By Zhang Han and Cui Fandi Source: Global Times Published: 2020/12/3 12:12:22

Jimmy Lai File Photo: AFP

Jimmy Lai, founder of Hong Kong media group Next Digital, was denied bail in his fraud case on Thursday and may be detained until his next trial — scheduled for April — while his violation of the national security law for Hong Kong is still in the legal process. Observers familiar with Hong Kong affairs suspected the denial was due to risks that Lai may flee Hong Kong. 

Lai stood trial with two senior managers of Next Digital at West Kowloon Magistrates' Courts for a fraud case, where his Apple Daily gave use of tech park rental properties to a consulting firm, which violated the contract between Apple Daily and the tech park, Hong Kong media reported. 

Lai's application for bail was denied and if he does not apply again, he will be detained until April 16, when the fraud case is scheduled to be heard again. The two managers were released on bail.

Lai is simultaneously involved in a bail for violating the national security law for Hong Kong, after being arrested on August 10 on suspicion of colluding with foreign forces to endanger national security. The case is still under investigation.

Experts familiar with Hong Kong's judicial affairs said that the denial of bail on Thursday is a legal decision based on the fact that Lai was involved in multiple cases, and there is the risk that he might flee the city, given his connections with foreign countries. 

Lai was reportedly selling his properties below market prices, which was interpreted by Hong Kong media site on.cc as cashing out amid secessionist suspicions. Lai's top aide Mark Simon was revealed to have worked with US intelligence departments. 

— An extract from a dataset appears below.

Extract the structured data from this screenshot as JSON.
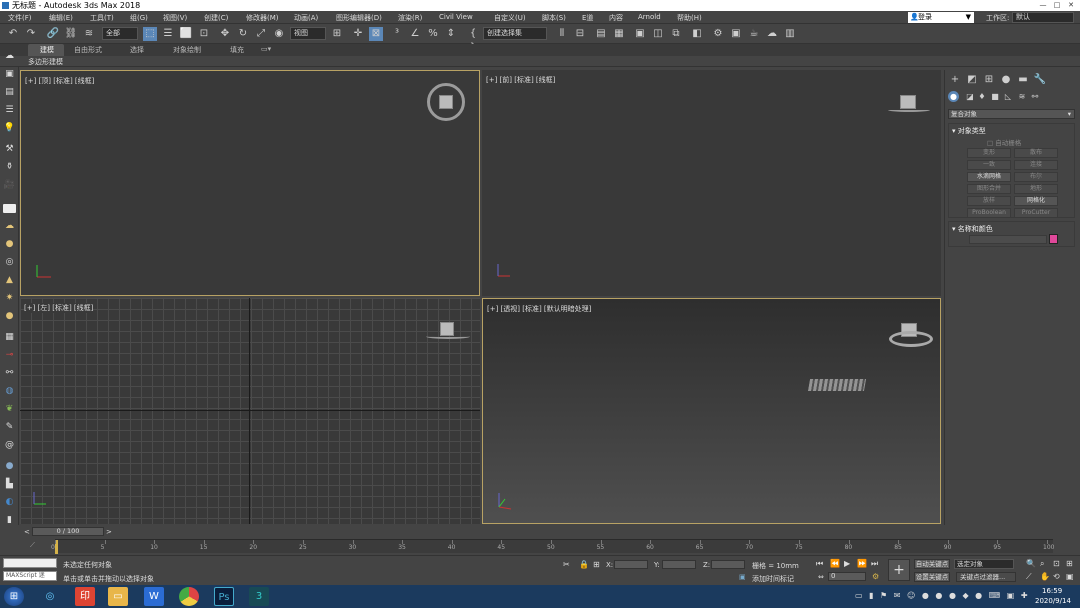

Lai reported to police on Wednesday because of his bail situation. The same day, secessionists Joshua Wong, Agnes Chow and Ivan Lam were sentenced to various prison terms, which, together with Lai's bail denial, are positive signs that Hong Kong's judicial system is finally focused on maintaining social order, Li Xiaobing, an expert on Hong Kong, Macao and Taiwan studies at Nankai University in Tianjin, noted. 

"But how big and profound the change is, remains to be seen from subsequent verdicts in more cases, including Lai's," Li said. 

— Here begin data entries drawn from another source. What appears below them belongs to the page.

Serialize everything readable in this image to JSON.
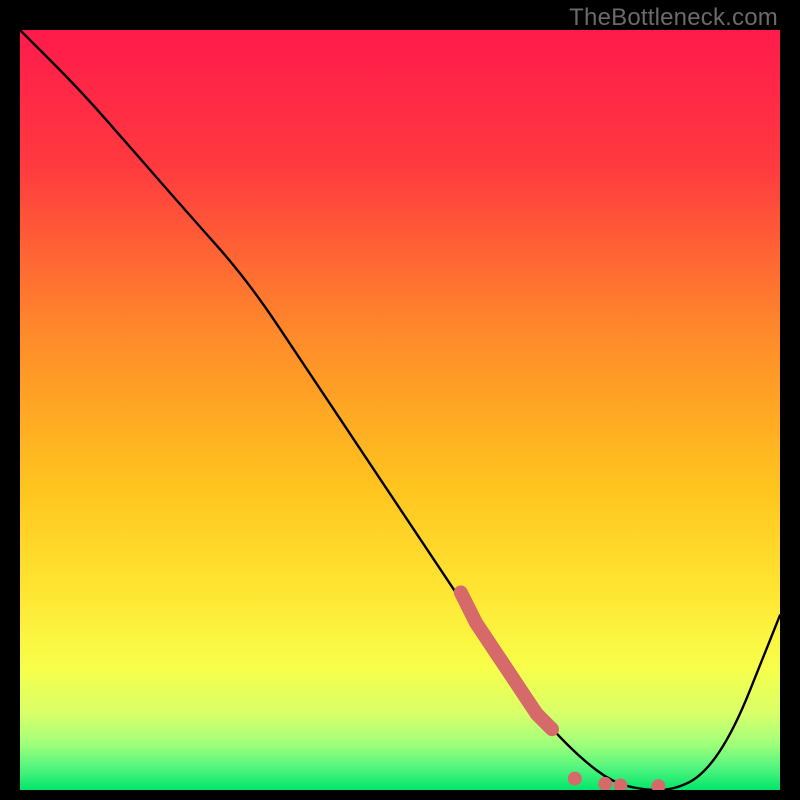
{
  "watermark": "TheBottleneck.com",
  "colors": {
    "gradient_top": "#ff1a4b",
    "gradient_mid": "#ffd400",
    "gradient_bottom": "#00e66b",
    "curve": "#000000",
    "dots": "#d66a6a",
    "background": "#000000"
  },
  "chart_data": {
    "type": "line",
    "title": "",
    "xlabel": "",
    "ylabel": "",
    "xlim": [
      0,
      100
    ],
    "ylim": [
      0,
      100
    ],
    "series": [
      {
        "name": "bottleneck-curve",
        "x": [
          0,
          8,
          15,
          22,
          30,
          38,
          46,
          54,
          60,
          66,
          70,
          74,
          78,
          82,
          86,
          90,
          94,
          98,
          100
        ],
        "y": [
          100,
          92,
          84,
          76,
          67,
          55,
          43,
          31,
          22,
          13,
          8,
          4,
          1,
          0,
          0,
          2,
          8,
          18,
          23
        ]
      }
    ],
    "highlight_segment": {
      "name": "thick-pink-segment",
      "x": [
        58,
        60,
        62,
        64,
        66,
        68,
        70
      ],
      "y": [
        26,
        22,
        19,
        16,
        13,
        10,
        8
      ]
    },
    "highlight_dots": {
      "name": "baseline-dots",
      "points": [
        {
          "x": 73,
          "y": 1.5
        },
        {
          "x": 77,
          "y": 0.8
        },
        {
          "x": 79,
          "y": 0.6
        },
        {
          "x": 84,
          "y": 0.5
        }
      ]
    }
  }
}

There were some who said that the sentences of Joshua Wong and his fellow defendants were too light, and Kennedy Wong Ying-ho, solicitor of the Supreme Court of Hong Kong, did not expect the situation to change very soon, given Hong Kong's common law system that tended to follow previous verdicts. 

Wong Ying-ho believes that joint efforts by multiple organs are required to improve social order in Hong Kong. "The Department of Justice and the Hong Kong Police Force have stepped up efforts to combat secessionist forces, and it is hoped that the judicial system will catch up," Wong Ying-ho told the Global Times on Thursday.